David Honald - Analyst
Thanks.
Operator
Thank you. Our next question comes from Steve Gerstner (ph) with (inaudible) Asset Management. Please state your question.
Steve Gerstner - Analyst
Hi, guys. Two questions. The first, and I think Ramiro was answering some of this question, is there physical overlap between union plantar and regions branches and your branch network or is there no --
Ramiro Ortiz - President and COO
No, there is still - there really isn't overlap in South Florida. However, my experience is that at any time -
Steve Gerstner - Analyst
In a way it does not occur. I think you're saying -- are you saying is there overlap with us and Union Planners?
Bert Lopez - CFO
I guess any of the three parties in that. Florida is probably going to be up one area where they have to close branches.
Alfred Camner - Chairman and CEO
Regions did not have a presence in South Florida. There is significant union planters presence in our footprint, and although Regions doesn't have a footprint here, my experience is that any time a company goes through a merger, that's opportunity.
Steve Gerstner - Analyst
Sure.
Alfred Camner - Chairman and CEO
Yeah, and union planters has a significant presence in Dade, Broward and Palm Beach as well as some other areas we're expanding to, and additionally, they also have presently one of the strong presence in the Hispanic market, particularly in Dade County. And how this inter plays with having possibly an effect on that isn't clear, but I would have some belief that that's an additional opportunity for us as well.
Steve Gerstner - Analyst
Great. I'd have to agree. And second question is, if you could just maybe refresh me in terms of the duration and the cost of some of your SHLB borrowings. Don't you guys have a relatively large piece that's maybe kind of on the expensive side that's going to come due in early 2005 or what is that stand right now?

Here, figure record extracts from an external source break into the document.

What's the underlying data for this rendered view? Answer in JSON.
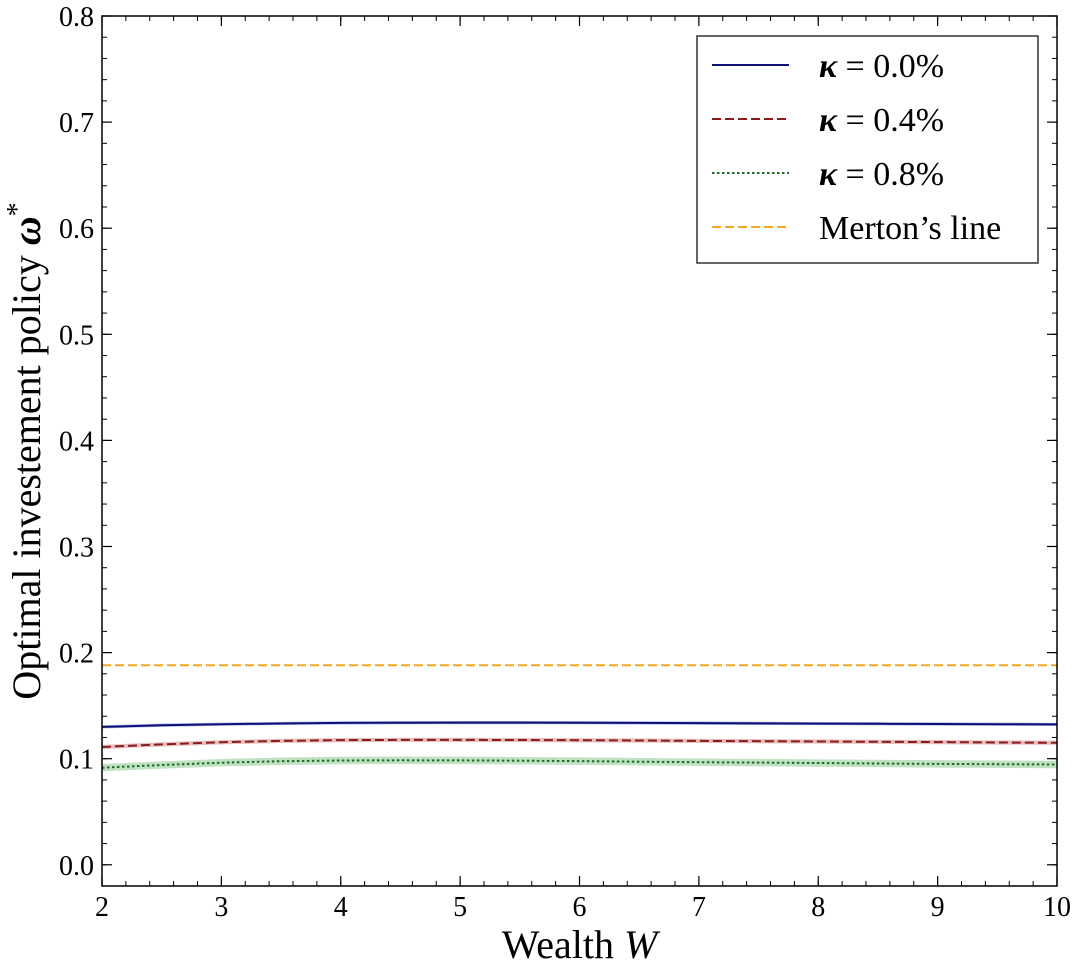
{
  "chart_data": {
    "type": "line",
    "title": "",
    "xlabel": "Wealth W",
    "xlabel_text": "Wealth ",
    "xlabel_var": "W",
    "ylabel": "Optimal investement policy ω*",
    "ylabel_text": "Optimal investement policy ",
    "ylabel_var": "ω",
    "ylabel_sup": "*",
    "xlim": [
      2,
      10
    ],
    "ylim": [
      -0.02,
      0.8
    ],
    "xticks": [
      2,
      3,
      4,
      5,
      6,
      7,
      8,
      9,
      10
    ],
    "xtick_labels": [
      "2",
      "3",
      "4",
      "5",
      "6",
      "7",
      "8",
      "9",
      "10"
    ],
    "yticks": [
      0.0,
      0.1,
      0.2,
      0.3,
      0.4,
      0.5,
      0.6,
      0.7,
      0.8
    ],
    "ytick_labels": [
      "0.0",
      "0.1",
      "0.2",
      "0.3",
      "0.4",
      "0.5",
      "0.6",
      "0.7",
      "0.8"
    ],
    "grid": false,
    "legend_position": "top-right",
    "x": [
      2,
      2.5,
      3,
      3.5,
      4,
      4.5,
      5,
      5.5,
      6,
      6.5,
      7,
      7.5,
      8,
      8.5,
      9,
      9.5,
      10
    ],
    "series": [
      {
        "name": "κ = 0.0%",
        "legend_var": "κ",
        "legend_rest": " = 0.0%",
        "color": "#0d1178",
        "dash": "solid",
        "band": 0.0015,
        "band_color": "#6f73c8",
        "values": [
          0.13,
          0.1315,
          0.1325,
          0.1332,
          0.1337,
          0.1339,
          0.134,
          0.134,
          0.1339,
          0.1337,
          0.1335,
          0.1333,
          0.1331,
          0.1329,
          0.1327,
          0.1325,
          0.1323
        ]
      },
      {
        "name": "κ = 0.4%",
        "legend_var": "κ",
        "legend_rest": " = 0.4%",
        "color": "#8b1a1a",
        "dash": "dashed",
        "band": 0.002,
        "band_color": "#d08a8a",
        "values": [
          0.111,
          0.1135,
          0.1155,
          0.1168,
          0.1175,
          0.1177,
          0.1177,
          0.1176,
          0.1174,
          0.1171,
          0.1168,
          0.1165,
          0.1162,
          0.1159,
          0.1156,
          0.1153,
          0.115
        ]
      },
      {
        "name": "κ = 0.8%",
        "legend_var": "κ",
        "legend_rest": " = 0.8%",
        "color": "#1e6b2a",
        "dash": "dotted",
        "band": 0.0035,
        "band_color": "#8cc98f",
        "values": [
          0.0915,
          0.094,
          0.0962,
          0.0976,
          0.0983,
          0.0985,
          0.0984,
          0.0981,
          0.0977,
          0.0972,
          0.0967,
          0.0963,
          0.0959,
          0.0955,
          0.0951,
          0.0948,
          0.0945
        ]
      },
      {
        "name": "Merton’s line",
        "legend_var": "",
        "legend_rest": "Merton’s line",
        "color": "#f5a623",
        "dash": "dashed",
        "band": 0,
        "band_color": "",
        "values": [
          0.188,
          0.188,
          0.188,
          0.188,
          0.188,
          0.188,
          0.188,
          0.188,
          0.188,
          0.188,
          0.188,
          0.188,
          0.188,
          0.188,
          0.188,
          0.188,
          0.188
        ]
      }
    ]
  }
}
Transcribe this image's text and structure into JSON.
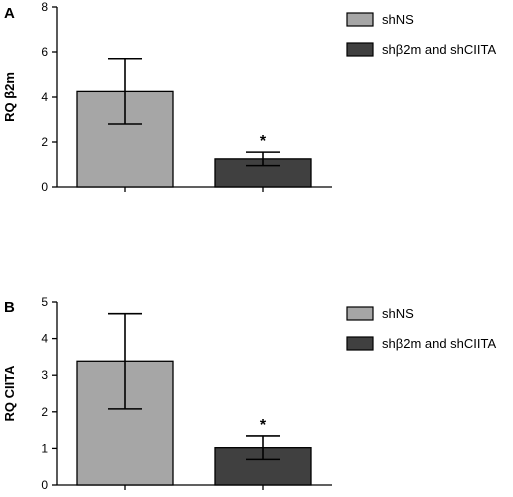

Alfred Camner - Chairman and CEO
We do have a pretty significant number. It's about $600 million, and it's at about a 6.37 rate. But while a little bit of that will come due in early 2005, most of that is actually four years or so out in the future. They do have some optionality on them, so depend on where interest rates go, it could be sooner. But that's really out a little bit longer than 2005, as I mentioned.
Ramiro Ortiz - President and COO
Yeah. And I mentioned before, we do have 200 million of 5.40's that is coming due very shortly, A few days.
Steve Gerstner - Analyst
Great. Thanks a lot, guys.
Operator
Thank you. (OPERATOR INSTRUCTIONS) If there are no further questions, I'll turn the conference back to Alfred Camner to conclude.
Alfred Camner - Chairman and CEO
We appreciate everyone being on this call and the questions you've asked. We continue to believe that we have the extraordinary opportunities afforded us in terms of further franchise development and value. The markets in some respects have begun to recognize some of that, and we hope and believe that as we continue to get the message out and continue to perform, that we will see even more recognition from the investor market of what we're accomplishing. We thank you very much. Good day.